Starting September 7th, the Federal Housing Administration will raise the annual fees it charges FHA borrowers for mortgage insurance. Lately a huge percentage of buyers have been using FHA loans since they are one of the few options left for a low-down-payment purchase. The annual mortgage insurance fee will initially rise from 0.55% to 0.85% of the loan amount, but is authorized to go as high as 1.5%, at which point it could make housing less affordable to many buyers. To help ease the pain of higher annual fees, FHA is going to reduce the up-front mortgage insurance premium from 2.25% of the purchase price to as little as 1%, but most buyers will notice this less since it is usually financed into the loan, whereas the annual fee is paid every month as part of the mortgage payment.
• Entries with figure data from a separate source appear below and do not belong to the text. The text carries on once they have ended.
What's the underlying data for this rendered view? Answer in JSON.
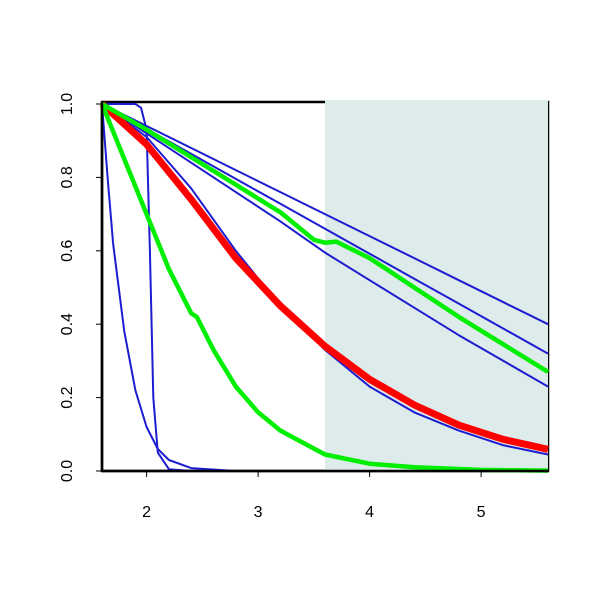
{
  "chart_data": {
    "type": "line",
    "xlim": [
      1.6,
      5.6
    ],
    "ylim": [
      0,
      1
    ],
    "xticks": [
      2,
      3,
      4,
      5
    ],
    "yticks": [
      {
        "value": 0,
        "label": "0.0"
      },
      0.2,
      0.4,
      0.6,
      0.8,
      {
        "value": 1,
        "label": "1.0"
      }
    ],
    "shade": {
      "from": 3.6,
      "color": "#deebeb"
    },
    "series": [
      {
        "color": "#1c1cd0",
        "width": 2,
        "x": [
          1.6,
          1.9,
          1.95,
          2.0,
          2.03,
          2.06,
          2.1,
          2.2,
          2.4,
          5.6
        ],
        "values": [
          1,
          1,
          0.99,
          0.93,
          0.6,
          0.2,
          0.05,
          0.005,
          0,
          0
        ]
      },
      {
        "color": "#1c1cd0",
        "width": 2,
        "x": [
          1.6,
          1.65,
          1.7,
          1.8,
          1.9,
          2.0,
          2.1,
          2.2,
          2.4,
          2.8,
          5.6
        ],
        "values": [
          1,
          0.8,
          0.62,
          0.38,
          0.22,
          0.12,
          0.06,
          0.03,
          0.008,
          0,
          0
        ]
      },
      {
        "color": "#1c1cd0",
        "width": 2,
        "x": [
          1.6,
          2.0,
          2.4,
          2.8,
          3.2,
          3.6,
          4.0,
          4.4,
          4.8,
          5.2,
          5.6
        ],
        "values": [
          1,
          0.91,
          0.77,
          0.6,
          0.45,
          0.33,
          0.23,
          0.16,
          0.11,
          0.07,
          0.045
        ]
      },
      {
        "color": "#1c1cd0",
        "width": 2,
        "x": [
          1.6,
          2.0,
          2.4,
          2.8,
          3.2,
          3.6,
          4.0,
          4.4,
          4.8,
          5.2,
          5.6
        ],
        "values": [
          1,
          0.94,
          0.88,
          0.82,
          0.76,
          0.7,
          0.64,
          0.58,
          0.52,
          0.46,
          0.4
        ]
      },
      {
        "color": "#1c1cd0",
        "width": 2,
        "x": [
          1.6,
          2.0,
          2.4,
          2.8,
          3.2,
          3.6,
          4.0,
          4.4,
          4.8,
          5.2,
          5.6
        ],
        "values": [
          1,
          0.932,
          0.864,
          0.796,
          0.728,
          0.66,
          0.592,
          0.524,
          0.456,
          0.388,
          0.32
        ]
      },
      {
        "color": "#1c1cd0",
        "width": 2,
        "x": [
          1.6,
          2.0,
          2.4,
          2.8,
          3.2,
          3.6,
          4.0,
          4.4,
          4.8,
          5.2,
          5.6
        ],
        "values": [
          1,
          0.92,
          0.84,
          0.76,
          0.68,
          0.595,
          0.52,
          0.445,
          0.37,
          0.3,
          0.23
        ]
      },
      {
        "color": "#ff0000",
        "width": 7,
        "x": [
          1.6,
          2.0,
          2.4,
          2.8,
          3.2,
          3.6,
          4.0,
          4.4,
          4.8,
          5.2,
          5.6
        ],
        "values": [
          1,
          0.89,
          0.74,
          0.58,
          0.45,
          0.34,
          0.25,
          0.18,
          0.125,
          0.086,
          0.059
        ]
      },
      {
        "color": "#00ee00",
        "width": 4.5,
        "x": [
          1.6,
          2.0,
          2.4,
          2.8,
          3.2,
          3.5,
          3.6,
          3.7,
          4.0,
          4.4,
          4.8,
          5.2,
          5.6
        ],
        "values": [
          1,
          0.93,
          0.855,
          0.78,
          0.705,
          0.63,
          0.622,
          0.625,
          0.58,
          0.5,
          0.42,
          0.345,
          0.27
        ]
      },
      {
        "color": "#00ee00",
        "width": 4.5,
        "x": [
          1.6,
          1.8,
          2.0,
          2.2,
          2.4,
          2.45,
          2.6,
          2.8,
          3.0,
          3.2,
          3.6,
          4.0,
          4.4,
          5.0,
          5.6
        ],
        "values": [
          1,
          0.85,
          0.7,
          0.55,
          0.43,
          0.42,
          0.33,
          0.23,
          0.16,
          0.11,
          0.045,
          0.02,
          0.01,
          0.003,
          0.001
        ]
      }
    ]
  }
}
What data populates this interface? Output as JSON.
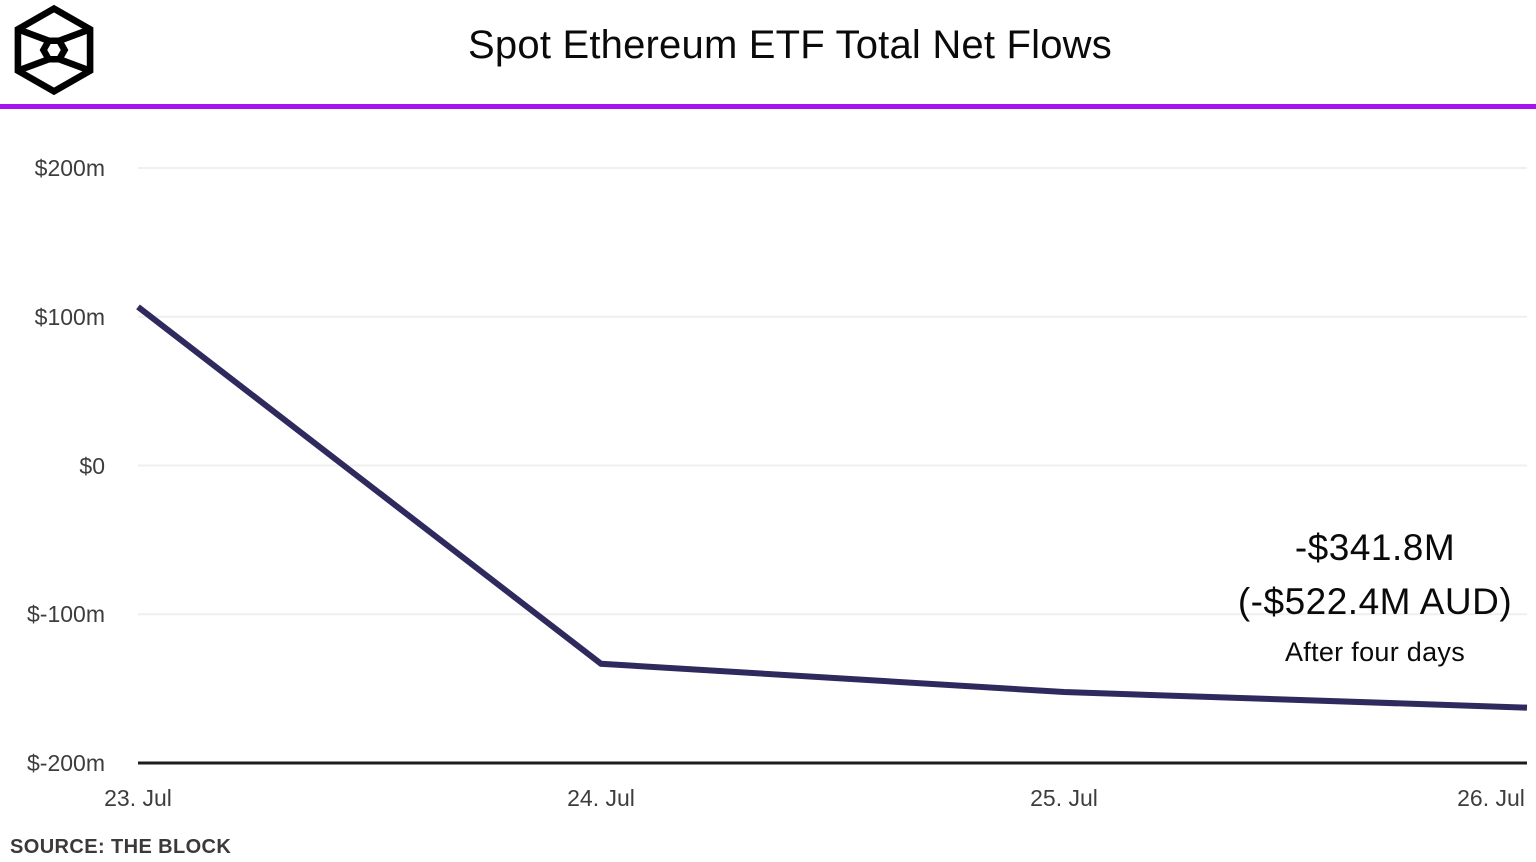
{
  "header": {
    "title": "Spot Ethereum ETF Total Net Flows",
    "logo_name": "the-block-cube-logo",
    "accent_color": "#a912f0"
  },
  "chart_data": {
    "type": "line",
    "title": "Spot Ethereum ETF Total Net Flows",
    "categories": [
      "23. Jul",
      "24. Jul",
      "25. Jul",
      "26. Jul"
    ],
    "series": [
      {
        "name": "Total Net Flows ($m)",
        "values": [
          106.6,
          -133.3,
          -152.3,
          -162.8
        ]
      }
    ],
    "ylim": [
      -200,
      200
    ],
    "yticks": [
      {
        "label": "$200m",
        "value": 200
      },
      {
        "label": "$100m",
        "value": 100
      },
      {
        "label": "$0",
        "value": 0
      },
      {
        "label": "$-100m",
        "value": -100
      },
      {
        "label": "$-200m",
        "value": -200
      }
    ],
    "grid": true,
    "legend": "none",
    "line_color": "#2e2a5e",
    "grid_color": "#efefef",
    "axis_color": "#1c1c1c",
    "tick_text_color": "#3d3d3d",
    "annotation": {
      "headline": "-$341.8M",
      "sub": "(-$522.4M AUD)",
      "caption": "After four days"
    }
  },
  "footer": {
    "source": "SOURCE: THE BLOCK"
  }
}
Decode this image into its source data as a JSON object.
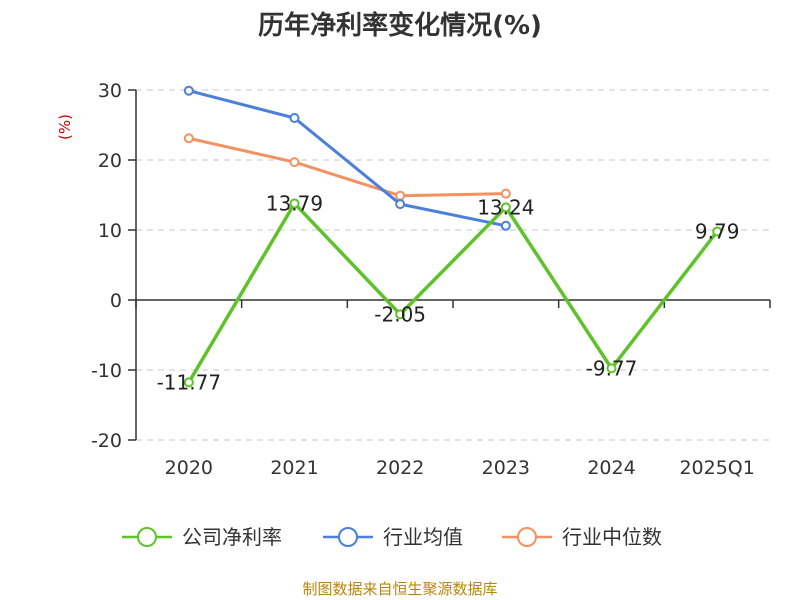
{
  "chart_data": {
    "type": "line",
    "title": "历年净利率变化情况(%)",
    "ylabel": "(%)",
    "xlabel": "",
    "categories": [
      "2020",
      "2021",
      "2022",
      "2023",
      "2024",
      "2025Q1"
    ],
    "ylim": [
      -20,
      30
    ],
    "yticks": [
      30,
      20,
      10,
      0,
      -10,
      -20
    ],
    "grid": true,
    "legend_position": "bottom",
    "series": [
      {
        "name": "公司净利率",
        "color": "#5ec22a",
        "values": [
          -11.77,
          13.79,
          -2.05,
          13.24,
          -9.77,
          9.79
        ],
        "labels": [
          "-11.77",
          "13.79",
          "-2.05",
          "13.24",
          "-9.77",
          "9.79"
        ]
      },
      {
        "name": "行业均值",
        "color": "#4a7fdb",
        "values": [
          29.9,
          26.0,
          13.7,
          10.6,
          null,
          null
        ]
      },
      {
        "name": "行业中位数",
        "color": "#f39160",
        "values": [
          23.1,
          19.7,
          14.9,
          15.2,
          null,
          null
        ]
      }
    ]
  },
  "source": "制图数据来自恒生聚源数据库"
}
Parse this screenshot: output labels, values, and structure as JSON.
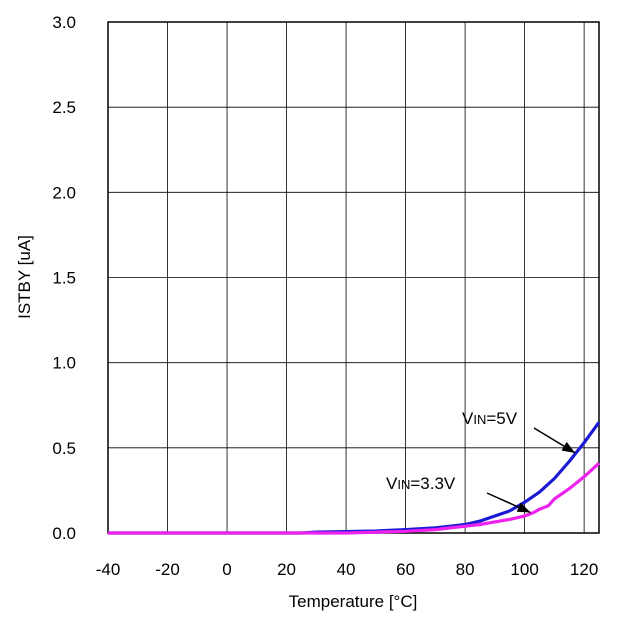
{
  "chart_data": {
    "type": "line",
    "title": "",
    "xlabel": "Temperature [°C]",
    "ylabel": "ISTBY [uA]",
    "xlim": [
      -40,
      125
    ],
    "ylim": [
      0,
      3.0
    ],
    "x_ticks": [
      -40,
      -20,
      0,
      20,
      40,
      60,
      80,
      100,
      120
    ],
    "x_tick_labels": [
      "-40",
      "-20",
      "0",
      "20",
      "40",
      "60",
      "80",
      "100",
      "120"
    ],
    "y_ticks": [
      0,
      0.5,
      1.0,
      1.5,
      2.0,
      2.5,
      3.0
    ],
    "y_tick_labels": [
      "0.0",
      "0.5",
      "1.0",
      "1.5",
      "2.0",
      "2.5",
      "3.0"
    ],
    "grid": true,
    "legend": "none",
    "series": [
      {
        "color": "#1a1ad6",
        "x": [
          -40,
          -20,
          0,
          20,
          25,
          30,
          40,
          50,
          60,
          65,
          70,
          75,
          80,
          85,
          90,
          95,
          100,
          105,
          110,
          115,
          120,
          125
        ],
        "y": [
          0,
          0,
          0,
          0,
          0,
          0.005,
          0.008,
          0.012,
          0.02,
          0.025,
          0.03,
          0.04,
          0.05,
          0.07,
          0.1,
          0.13,
          0.18,
          0.24,
          0.32,
          0.42,
          0.53,
          0.65
        ]
      },
      {
        "color": "#ee22ee",
        "x": [
          -40,
          -20,
          0,
          20,
          40,
          60,
          70,
          75,
          80,
          85,
          90,
          95,
          100,
          103,
          105,
          108,
          110,
          115,
          120,
          125
        ],
        "y": [
          0,
          0,
          0,
          0,
          0,
          0.01,
          0.02,
          0.03,
          0.04,
          0.05,
          0.065,
          0.08,
          0.1,
          0.12,
          0.14,
          0.16,
          0.2,
          0.26,
          0.33,
          0.41
        ]
      }
    ],
    "annotations": [
      {
        "text_main": "V",
        "text_sub": "IN",
        "text_value": "=5V",
        "arrow_to": [
          117,
          0.47
        ]
      },
      {
        "text_main": "V",
        "text_sub": "IN",
        "text_value": "=3.3V",
        "arrow_to": [
          102,
          0.12
        ]
      }
    ]
  }
}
The benefits of FHA loans are great - downpayments as low as 3.5%; an allowance for up to 5% seller assist to cover closing costs; low interest rates (as low as 4.25%!); and fairly lenient credit standards relative to conventional loans. The two downsides to FHA loans have always been their appraisal process, which often requires minor repairs be made prior to closing, and the mortgage insurance premiums charged by FHA at closing and on an ongoing monthly basis. While the appraisals and accompanying repairs have become a fact of life that most buyers and sellers now accept, there's no reason to accept higher mortgage insurance rates if you're ready to buy now - get approved for an FHA loan and lock in the current, lower mortgage insurance rates before September 7th. You'll also be locking in a great interest rate at the same time so it's a real win-win!
As an example of how the increased fees will look after September 7th, let's look at an example. Here we assume a purchase price of $100,000, 3.5% downpayment, an interest rate of 4.5%, and we assume that the Mortgage Insurance Premium Due at Closing is rolled into the loan amount, as is typical:
Before 9/7/10 - Monthly Mortgage Payment (Principal, Interest, and Mortgage Insurance): $545.18
After 9/7/10 - Monthly Mortgage Payment (Principal, Interest, and Mortgage Insurance): $562.88
As you can see, buying before September 7th in this scenario would save the buyer about $18 per month - a total savings of at least $1,060 over the first five years when mortgage insurance is required. This may not sound like much, but if you're planning on buying in the first half of September anyway, it might be worth rushing to get it done before that deadline.